Elin, memilih dress berwarna merah muda, di antara semua pakaian miliknya yang tergantung. " apa ini bagus ? ", katanya menunjukan pada Green, perempuan itu menanti di balik layar handphonenya, selama dia memilih pakaian." Sangat cocok untuk situasimu ", ucapnya.
" Apa ini tidak berlebihan. Aku hanya pergi untuk melihat hadiah pemberian Ayah mertuamu ", tukasnya,dan Green menggeleng, " bahkan, aku baru ingin menyarankan, kau menggunakan Bumper di kepalamu ", katanya, lalu kemudian tertawa.
" Aku yakin saat itu, aku lebih memukau dari Kate Middelton ", timpal Elin, yang kemudian ikut tertawa. Green mengangguk, " aku juga sangat yakin begitu ", katanya, sebelum mereka tergelak bersama.
Amel datang bergabung, " warna yang cantik ", ucapnya pada baju berwarna merah muda pilihan Elin, " kau menyukainya ? ", tanyanya perempuan itu, dan ia mengangguk. Tapi Green menoleh padanya, " sejak kapan kau menyukai warna muda, Nyonya Muda ", tukasnya.
Mata Elin membesar, " sepertinya, anaknya perempuan ",katanya menerka isi dalam perut buncit Amel.
" Aku menyukai apa saja. Mau itu perempuan, atau lelaki ", kata Green menimpali, " Hanya saja, kalau itu perempuan. Aku akan bingung membela siapa, ketika dia bertengkar dengan Naina ", katanya lagi. Amel tertawa mendengar itu, dan Elin pun begitu, " aku tidak terbayang situasinya seperti apa ? ".
" Apalagi kalau anakmu nanti juga perempuan ", tambah Green, di tunjukan pada Elin.
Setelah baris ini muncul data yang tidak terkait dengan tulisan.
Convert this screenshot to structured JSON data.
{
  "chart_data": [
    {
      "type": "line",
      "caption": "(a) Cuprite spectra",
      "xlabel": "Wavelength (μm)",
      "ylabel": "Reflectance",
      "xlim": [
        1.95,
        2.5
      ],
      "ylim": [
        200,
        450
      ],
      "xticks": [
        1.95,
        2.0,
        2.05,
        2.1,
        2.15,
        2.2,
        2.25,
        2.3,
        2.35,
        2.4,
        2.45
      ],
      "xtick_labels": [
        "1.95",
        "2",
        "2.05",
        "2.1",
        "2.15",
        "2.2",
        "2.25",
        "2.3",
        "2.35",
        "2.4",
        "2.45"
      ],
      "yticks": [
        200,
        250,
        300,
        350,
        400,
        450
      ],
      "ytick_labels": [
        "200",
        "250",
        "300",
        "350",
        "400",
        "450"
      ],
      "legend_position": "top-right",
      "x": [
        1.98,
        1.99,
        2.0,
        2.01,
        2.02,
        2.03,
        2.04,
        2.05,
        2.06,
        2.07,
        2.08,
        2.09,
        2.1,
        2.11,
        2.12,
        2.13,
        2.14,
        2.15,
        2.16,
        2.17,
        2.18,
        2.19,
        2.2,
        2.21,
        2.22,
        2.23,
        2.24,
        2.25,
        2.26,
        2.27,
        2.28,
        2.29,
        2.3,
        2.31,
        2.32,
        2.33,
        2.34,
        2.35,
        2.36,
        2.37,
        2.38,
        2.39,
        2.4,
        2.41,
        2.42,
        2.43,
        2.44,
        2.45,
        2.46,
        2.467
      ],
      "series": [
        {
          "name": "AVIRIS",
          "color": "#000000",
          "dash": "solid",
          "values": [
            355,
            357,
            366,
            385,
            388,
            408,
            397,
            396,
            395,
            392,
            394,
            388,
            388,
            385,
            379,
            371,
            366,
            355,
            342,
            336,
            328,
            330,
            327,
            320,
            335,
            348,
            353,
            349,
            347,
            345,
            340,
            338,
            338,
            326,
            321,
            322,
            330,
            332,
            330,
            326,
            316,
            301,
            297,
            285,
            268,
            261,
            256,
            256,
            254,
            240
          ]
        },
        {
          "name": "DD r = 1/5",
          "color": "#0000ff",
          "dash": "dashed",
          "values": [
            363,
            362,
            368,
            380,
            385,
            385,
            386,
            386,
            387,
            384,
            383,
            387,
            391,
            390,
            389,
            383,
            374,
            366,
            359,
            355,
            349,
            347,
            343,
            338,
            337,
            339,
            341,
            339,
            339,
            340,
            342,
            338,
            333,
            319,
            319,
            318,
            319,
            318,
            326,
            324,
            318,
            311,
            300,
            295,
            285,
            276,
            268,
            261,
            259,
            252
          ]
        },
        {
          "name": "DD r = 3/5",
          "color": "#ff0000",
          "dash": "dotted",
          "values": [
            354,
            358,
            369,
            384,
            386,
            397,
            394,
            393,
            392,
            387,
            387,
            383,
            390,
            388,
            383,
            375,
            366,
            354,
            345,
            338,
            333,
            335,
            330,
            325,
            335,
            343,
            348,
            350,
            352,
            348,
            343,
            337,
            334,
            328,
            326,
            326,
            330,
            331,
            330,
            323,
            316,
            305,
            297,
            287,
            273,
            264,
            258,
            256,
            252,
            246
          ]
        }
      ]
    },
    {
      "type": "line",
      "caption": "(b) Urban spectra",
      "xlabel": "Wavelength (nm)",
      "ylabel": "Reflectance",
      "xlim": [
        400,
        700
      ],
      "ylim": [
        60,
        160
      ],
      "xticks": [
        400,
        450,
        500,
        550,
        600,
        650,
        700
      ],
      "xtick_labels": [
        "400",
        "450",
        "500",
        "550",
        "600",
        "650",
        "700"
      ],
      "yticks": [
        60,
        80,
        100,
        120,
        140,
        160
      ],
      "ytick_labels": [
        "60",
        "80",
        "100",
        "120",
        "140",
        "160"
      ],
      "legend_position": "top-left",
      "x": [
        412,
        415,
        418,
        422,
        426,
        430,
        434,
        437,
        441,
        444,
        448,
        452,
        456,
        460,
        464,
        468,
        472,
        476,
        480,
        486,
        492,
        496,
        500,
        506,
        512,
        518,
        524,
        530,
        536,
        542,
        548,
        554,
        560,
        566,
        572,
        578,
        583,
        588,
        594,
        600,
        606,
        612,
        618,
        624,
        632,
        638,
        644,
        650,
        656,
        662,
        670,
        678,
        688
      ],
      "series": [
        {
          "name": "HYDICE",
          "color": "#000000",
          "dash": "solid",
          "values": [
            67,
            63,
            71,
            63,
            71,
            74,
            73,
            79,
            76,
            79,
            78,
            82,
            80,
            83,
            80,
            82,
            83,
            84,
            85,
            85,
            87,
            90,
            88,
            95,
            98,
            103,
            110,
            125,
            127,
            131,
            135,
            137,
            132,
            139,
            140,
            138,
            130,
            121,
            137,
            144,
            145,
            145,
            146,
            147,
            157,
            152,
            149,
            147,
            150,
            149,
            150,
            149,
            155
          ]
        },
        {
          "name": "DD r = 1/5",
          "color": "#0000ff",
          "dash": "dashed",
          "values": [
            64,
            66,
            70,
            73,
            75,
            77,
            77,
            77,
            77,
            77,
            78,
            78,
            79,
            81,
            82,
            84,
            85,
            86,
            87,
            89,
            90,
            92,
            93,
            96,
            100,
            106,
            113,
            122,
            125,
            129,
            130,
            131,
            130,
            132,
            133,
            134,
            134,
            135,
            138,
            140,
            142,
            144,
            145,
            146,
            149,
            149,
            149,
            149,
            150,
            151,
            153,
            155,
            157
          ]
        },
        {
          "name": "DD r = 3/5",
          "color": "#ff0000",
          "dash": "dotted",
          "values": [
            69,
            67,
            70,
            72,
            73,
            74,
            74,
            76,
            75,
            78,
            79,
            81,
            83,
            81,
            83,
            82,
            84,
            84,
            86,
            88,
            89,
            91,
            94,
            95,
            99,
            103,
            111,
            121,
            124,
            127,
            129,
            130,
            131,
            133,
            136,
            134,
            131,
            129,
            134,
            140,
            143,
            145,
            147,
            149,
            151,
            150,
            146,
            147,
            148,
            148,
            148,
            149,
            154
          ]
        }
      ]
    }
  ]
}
Perempuan itu terdiam sejenak, " sungguh aku belum memikirkan sejauh itu ", katanya sedikit lebih pelan, dari nada bicara sebelumnya.
" Kenapa ? ", tanya Green dan Amel bersamaan.
" Kak Daniel, belum ingin punya anak ? ", kata Green bertanya, dan Amel mengangguk, seolah itu juga pertanyaannya.
Elin menggeleng cepat," dia pasti sangat mau, tapi kami belum membicarakan hal ini ",
" Kenapa harus di bicarakan ", kata Amel menyeletuk, " tidak ada sesuatu yang perlu di pikirkan ketika kau hamil ". katanya lagi, dan Green mengangguk, " semua orang akan memperhatikanmu ", katanya menyambung.
Elin tersenyum, " tentu, kedua mertuaku sangat menyayangiku.. ".
" Kami juga ", potong Amel, dan Elin tertawa. sedangkan Green bergerak menoyor kepala perempuan itu, " kau seperti tidak mau kalah ", ucapnya.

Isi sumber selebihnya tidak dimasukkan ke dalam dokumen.